The President said that if newcomers to a society are not informed, they will not be in a position to access even their most fundamental human rights, nor will they be able to fully participate in the life of society.

The President said that we must be aware of the fact that while it is crucial for us to value interactions at an individual level, we must also highlight the systemic and structural difficulties which are faced by newcomers to a society when they come into contact with national and international institutions.

President Coleiro Preca said that when migrants encounter an educational system, or other structures which regulate employment and healthcare, then they necessarily come face-to-face with a series of laws, regulations, and executive organisations.

They are also affected by unwritten practices, subtle customs, cultural expectations and attitudes. ‘These further complicate the ways in which a receiving society functions for migrants,’ and ‘it is on this level that inclusion or exclusion, befriending or alienation, opportunities or disconnections, frequently take place.’
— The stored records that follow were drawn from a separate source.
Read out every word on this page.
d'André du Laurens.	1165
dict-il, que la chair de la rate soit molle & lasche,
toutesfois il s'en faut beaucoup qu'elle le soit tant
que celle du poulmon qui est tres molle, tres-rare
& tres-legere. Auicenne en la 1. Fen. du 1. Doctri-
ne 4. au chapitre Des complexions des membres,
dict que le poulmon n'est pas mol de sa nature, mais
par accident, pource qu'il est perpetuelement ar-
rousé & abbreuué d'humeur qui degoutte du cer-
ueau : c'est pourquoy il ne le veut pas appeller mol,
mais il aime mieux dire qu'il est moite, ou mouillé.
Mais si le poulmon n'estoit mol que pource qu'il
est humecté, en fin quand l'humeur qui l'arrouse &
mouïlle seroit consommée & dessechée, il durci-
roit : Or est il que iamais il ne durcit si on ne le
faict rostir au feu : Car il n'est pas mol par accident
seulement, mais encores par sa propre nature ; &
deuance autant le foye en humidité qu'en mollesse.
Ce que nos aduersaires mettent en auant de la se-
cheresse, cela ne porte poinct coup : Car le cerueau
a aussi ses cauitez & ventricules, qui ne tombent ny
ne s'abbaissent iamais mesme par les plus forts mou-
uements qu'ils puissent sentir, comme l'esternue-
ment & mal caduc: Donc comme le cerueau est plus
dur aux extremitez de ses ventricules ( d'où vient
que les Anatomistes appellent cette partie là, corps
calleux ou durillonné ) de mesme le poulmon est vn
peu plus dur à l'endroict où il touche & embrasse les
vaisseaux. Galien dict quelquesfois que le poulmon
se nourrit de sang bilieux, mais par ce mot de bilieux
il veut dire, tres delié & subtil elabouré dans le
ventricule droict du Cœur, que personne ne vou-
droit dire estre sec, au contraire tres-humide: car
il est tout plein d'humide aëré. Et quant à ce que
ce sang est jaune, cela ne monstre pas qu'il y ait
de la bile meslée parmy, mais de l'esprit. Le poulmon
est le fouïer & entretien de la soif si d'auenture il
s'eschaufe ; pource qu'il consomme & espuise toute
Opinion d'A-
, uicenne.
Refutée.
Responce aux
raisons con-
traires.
The President said that for this reason, ‘at reception, the attitudes of our institutions must be mirrored by a humane and inclusive culture of openness to others.’

In conclusion, President Coleiro Preca reiterated the fact that ‘it is when we work in synergy with a vision and a long-term strategy to promote a culture of positive peace and meaningful well-being, that we can ensure that each and every human being is given his or her rightful fundamental dignity in Malta, in the European Union, and across the world.’